Peer pressure, hem hayat hem sinema açısından bilmemiz gereken önemli bir kavramdır. Türkçe'ye psikolojik baskı; argo diline gaza gelmek olarak çevirebileceğimiz bu durumu, hepimiz yaşadık ve muhtemelen hâlâ farkında olmadan yaşıyoruz. Hayatî konular bağlamında baktığımızda peer pressure, genelde gençlikte yapılan hatalar için kullanılır. Çünkü arkadaş çevresi yüzünden sigaraya başlamak, kumar oynamak, vandalizm faaliyetleri gerçekleştirmek vs. eylemler gençken, yâni "ham" iken yapılır. Peer pressure'ın örneklerini yaşamımızın her alanında görürüz. Bir konu hakkında yorumlarımızı dile getirirken de, özellikle sanatsal çalışmalarda, özellikle sinemada... Quentin Tarantino, Wes Anderson, Alexander Payne, Martin Scorsese gibi, yetenekleri ve yöntemleri tüm dünyâca kabul görmüş ve takdir edilmiş, eserleri ödüllendirilmiş yönetmenlerin, ne zaman yeni film çekecekleri gündeme gelse, hiç şüphesiz beklentiler yüksek tutulur. Oyuncular, senaristler, görüntüler, fragmanlar, promolar, sneak peek'ler, zart zurt... Film olabildiğince yüceltilir. Yapım şirketleri bu taktiğe bayılırlar. Uzman eleştirmenler iyi puanlar verir. Film vizyona girdiğinde de, salonda koltuğumuza oturduğumuz anda, filmin iyi olacağı düşüncesiyle (!) izlemeye başlarız... En nihayetinde, kendimizi zikir çeken tarikat müritleri misali filmin kötü olamayacağına dair şartladığımızdan dolayı, filmi beğeniriz, övgüler yağdırırız, tavsiye ederiz. Bazen filmi hiç izlemeden kendimizi buna ikna ederiz. Ve bu illa yeni yapımlar için olmak zorunda değildir. Örneğin; 2001'i izleyip, sırf Kubrick yönettiğinden dolayı, abuk sabuk nedenlerle filmi yere göğe sığdırayamayan insanları bizzat gördüm.

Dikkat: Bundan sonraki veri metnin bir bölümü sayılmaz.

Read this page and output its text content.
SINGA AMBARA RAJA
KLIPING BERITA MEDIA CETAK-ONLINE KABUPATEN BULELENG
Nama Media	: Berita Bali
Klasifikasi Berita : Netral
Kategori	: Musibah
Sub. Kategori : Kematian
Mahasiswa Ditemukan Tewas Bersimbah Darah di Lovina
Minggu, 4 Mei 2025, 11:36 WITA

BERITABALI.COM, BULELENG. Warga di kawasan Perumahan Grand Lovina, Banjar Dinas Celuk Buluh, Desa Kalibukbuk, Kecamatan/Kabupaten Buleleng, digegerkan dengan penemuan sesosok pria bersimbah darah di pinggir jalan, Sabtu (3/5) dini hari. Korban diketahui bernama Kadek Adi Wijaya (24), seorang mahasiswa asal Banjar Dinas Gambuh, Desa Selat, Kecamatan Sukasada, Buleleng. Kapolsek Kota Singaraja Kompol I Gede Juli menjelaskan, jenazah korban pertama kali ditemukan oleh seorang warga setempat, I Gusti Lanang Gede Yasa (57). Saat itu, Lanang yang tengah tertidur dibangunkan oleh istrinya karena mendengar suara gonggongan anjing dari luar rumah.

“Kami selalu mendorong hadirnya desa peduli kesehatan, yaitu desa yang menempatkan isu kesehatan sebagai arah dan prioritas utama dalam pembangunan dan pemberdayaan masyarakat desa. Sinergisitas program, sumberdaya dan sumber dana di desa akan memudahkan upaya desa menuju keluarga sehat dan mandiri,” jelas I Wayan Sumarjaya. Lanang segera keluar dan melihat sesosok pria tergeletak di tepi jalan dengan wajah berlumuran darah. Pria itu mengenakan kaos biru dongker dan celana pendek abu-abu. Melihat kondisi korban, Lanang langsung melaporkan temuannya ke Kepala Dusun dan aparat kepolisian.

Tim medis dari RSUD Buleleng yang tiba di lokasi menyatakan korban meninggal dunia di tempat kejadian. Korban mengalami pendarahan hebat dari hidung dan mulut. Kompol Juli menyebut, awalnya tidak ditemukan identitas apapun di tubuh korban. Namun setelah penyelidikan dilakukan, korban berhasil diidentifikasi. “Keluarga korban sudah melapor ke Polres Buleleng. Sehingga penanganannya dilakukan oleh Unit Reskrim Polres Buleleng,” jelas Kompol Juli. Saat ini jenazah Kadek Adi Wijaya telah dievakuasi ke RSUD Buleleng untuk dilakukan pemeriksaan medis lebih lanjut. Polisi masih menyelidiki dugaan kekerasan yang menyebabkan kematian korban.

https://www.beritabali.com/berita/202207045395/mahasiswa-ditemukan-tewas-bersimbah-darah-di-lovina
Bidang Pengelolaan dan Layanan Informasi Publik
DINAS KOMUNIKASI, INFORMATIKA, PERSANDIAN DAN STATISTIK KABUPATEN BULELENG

Peer pressure kavramıyla başladım yazıma, ancak ister istemez manipülasyona kaydım biraz. Her neyse, ikisi de aynı şey, siz anladınız ne demek istediğimi. Şimdi, yukarıda anlattıklarım ile All Is Lost'un ne alakası var? Şöyle ki...
All Is Lost, Amerikalı sinemacı J.C. Chandor'ın ikinci uzun metraj filmi. Tıpkı ilk filmi Margin Call gibi, All Is Lost da yapım şirketlerinden ayrı, bağımsız bir yapım. Başrolünde yılların oyuncusu Robert Redford'a yer veren yönetmen, senaryosunu da kaleme aldığı filmi, en iyi özgün senaryo dalında Oscar'a adaylık kazanmış Margin Call'un aksine, daha sessiz bir havaya bürümüş. Öyle ki, sadece bir karakter yer alıyor filmde. Geçmişi hakkında hiçbir ipucuna rastlamadığımız bu gizemli adam, okyanusun ortasında seyahat ederken yatı, konteyner'a çarpmış ve işlevsiz hâle gelmiştir. Tahmin edeceğiniz üzere, isimsiz karakterin hayatta kalma mücadelesi anlatılıyor filmde...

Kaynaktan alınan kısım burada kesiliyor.